Voyage au bout de l’envers

par C’est Nabum
jeudi 25 août 2016

Jusqu’aux antipodes !

Voilà, j’y suis ! Je vais changer d’hémisphère, passer un cap symbolique, changer de continent et, pour ce faire,-pas moyen d’y échapper-il m’a fallu accepter, bon gré mal gré, de prendre l’avion. Autant dire que ce n’est pas de gaieté de cœur que je renie mes principes pour avaler des kilomètres par milliers et participer à mon tour à la grande gabegie des transhumances aériennes.

Je maudis l’avion pour l’empreinte qu’il laisse sur notre planète, les bouleversements qu’il engendre tout autant que les désagréments et l’asservissement qu’il impose aux passagers, prisonniers de son inexorable logique. Autant dire que les heures qui s’annoncent seront douloureuses, Je suis sans aucun doute un anachronique notoire, un décalé dans cette société du mouvement et de la vitesse. Je dois porter ma peine les ailes en croix !
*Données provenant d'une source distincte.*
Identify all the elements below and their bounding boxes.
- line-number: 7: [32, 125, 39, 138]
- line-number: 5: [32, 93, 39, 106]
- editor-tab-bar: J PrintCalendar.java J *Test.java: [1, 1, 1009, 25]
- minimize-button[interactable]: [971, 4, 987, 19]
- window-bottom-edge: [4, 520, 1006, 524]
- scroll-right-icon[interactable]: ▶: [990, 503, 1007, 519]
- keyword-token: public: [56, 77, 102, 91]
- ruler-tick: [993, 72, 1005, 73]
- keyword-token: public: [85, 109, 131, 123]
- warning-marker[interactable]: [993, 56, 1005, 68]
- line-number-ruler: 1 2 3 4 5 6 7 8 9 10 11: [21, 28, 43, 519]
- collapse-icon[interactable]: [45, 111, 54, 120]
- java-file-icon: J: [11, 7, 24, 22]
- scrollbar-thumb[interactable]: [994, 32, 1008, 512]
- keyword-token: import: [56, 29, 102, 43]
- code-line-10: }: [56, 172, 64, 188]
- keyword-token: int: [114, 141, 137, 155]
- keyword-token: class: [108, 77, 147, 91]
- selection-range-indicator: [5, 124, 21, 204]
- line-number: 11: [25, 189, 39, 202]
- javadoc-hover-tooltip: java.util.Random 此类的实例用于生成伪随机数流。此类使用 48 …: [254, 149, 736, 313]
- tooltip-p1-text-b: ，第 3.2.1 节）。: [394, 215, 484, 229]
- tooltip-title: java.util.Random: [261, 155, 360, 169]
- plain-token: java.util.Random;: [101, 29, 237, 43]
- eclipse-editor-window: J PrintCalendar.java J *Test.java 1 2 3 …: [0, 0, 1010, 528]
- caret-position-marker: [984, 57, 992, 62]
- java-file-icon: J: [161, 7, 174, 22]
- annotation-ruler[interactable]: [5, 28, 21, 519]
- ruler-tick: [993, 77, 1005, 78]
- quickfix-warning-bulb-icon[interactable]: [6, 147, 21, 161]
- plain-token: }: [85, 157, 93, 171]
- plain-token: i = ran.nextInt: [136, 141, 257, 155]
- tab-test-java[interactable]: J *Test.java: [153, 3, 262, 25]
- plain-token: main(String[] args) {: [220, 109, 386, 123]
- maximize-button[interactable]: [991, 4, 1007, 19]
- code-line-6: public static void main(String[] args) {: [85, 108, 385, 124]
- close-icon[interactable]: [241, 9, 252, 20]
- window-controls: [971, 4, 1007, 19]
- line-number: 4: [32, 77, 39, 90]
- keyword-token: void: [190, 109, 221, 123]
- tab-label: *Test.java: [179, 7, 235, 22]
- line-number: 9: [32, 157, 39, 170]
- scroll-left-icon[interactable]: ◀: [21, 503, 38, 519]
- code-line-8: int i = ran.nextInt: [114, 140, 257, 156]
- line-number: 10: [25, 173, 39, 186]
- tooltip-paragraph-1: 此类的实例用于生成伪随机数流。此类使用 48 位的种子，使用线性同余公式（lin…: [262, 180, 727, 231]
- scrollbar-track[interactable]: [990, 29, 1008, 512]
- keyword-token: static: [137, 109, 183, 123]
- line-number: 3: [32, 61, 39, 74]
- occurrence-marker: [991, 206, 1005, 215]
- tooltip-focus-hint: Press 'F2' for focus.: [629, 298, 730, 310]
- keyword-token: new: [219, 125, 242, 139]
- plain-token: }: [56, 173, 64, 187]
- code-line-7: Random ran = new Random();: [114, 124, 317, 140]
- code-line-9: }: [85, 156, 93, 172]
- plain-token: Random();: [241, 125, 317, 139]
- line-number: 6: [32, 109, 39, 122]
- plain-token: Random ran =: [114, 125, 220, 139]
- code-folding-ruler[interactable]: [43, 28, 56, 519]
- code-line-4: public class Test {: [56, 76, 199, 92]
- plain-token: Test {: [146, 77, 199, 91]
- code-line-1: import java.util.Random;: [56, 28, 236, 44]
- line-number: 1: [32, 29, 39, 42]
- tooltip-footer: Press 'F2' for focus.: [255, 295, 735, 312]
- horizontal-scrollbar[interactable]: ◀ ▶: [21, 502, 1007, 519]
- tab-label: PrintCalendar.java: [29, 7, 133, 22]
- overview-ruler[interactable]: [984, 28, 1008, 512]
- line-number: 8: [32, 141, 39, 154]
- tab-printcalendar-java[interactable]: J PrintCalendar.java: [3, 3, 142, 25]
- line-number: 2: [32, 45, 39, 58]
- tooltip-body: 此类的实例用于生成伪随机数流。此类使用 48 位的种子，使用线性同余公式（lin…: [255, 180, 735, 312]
Je redoutais mon arrivée à l’aéroport Charles De Gaulle en plein délire sécuritaire. J’en fus pour mes frais. Pas l’ombre d’un képi à l’entrée, pas le plus petit contrôle d’identité. On entre ici comme dans un moulin et dans le contexte actuel, j’avoue même m’en être alarmé. La seule incidence fut le délai absurde et interminable qu’on nous impose pour embarquer à l’autre bout du monde.

« Quatre heures, venez quatre heures avant le décollage sinon votre billet sera vendu une seconde fois et vous resterez le bec dans l’eau ! » Obéissant et quelque peu naïf, je suivis cette recommandation pour découvrir que le transport aérien a aussi ses lenteurs particulières qui peuvent s’assimiler au bouchon routier. Me voilà englué derrière des boutiques honteuses, des zones dédouanées et des tarifs prohibitifs.

Le passage de la douane fut une formalité. L’état d’urgence ne semble pas affermir la vigilance. Aucune fouille, aucun militaire en arme. Le débonnaire est à l’ordre du jour ; un ordre si peu martial que j’en oublie de m’angoisser. Les douze heures d’avion me suffisent largement pour broyer du noir, avoir les jambes en feu malgré une piqûre et chercher vainement le sommeil dans un inconfort spartiate.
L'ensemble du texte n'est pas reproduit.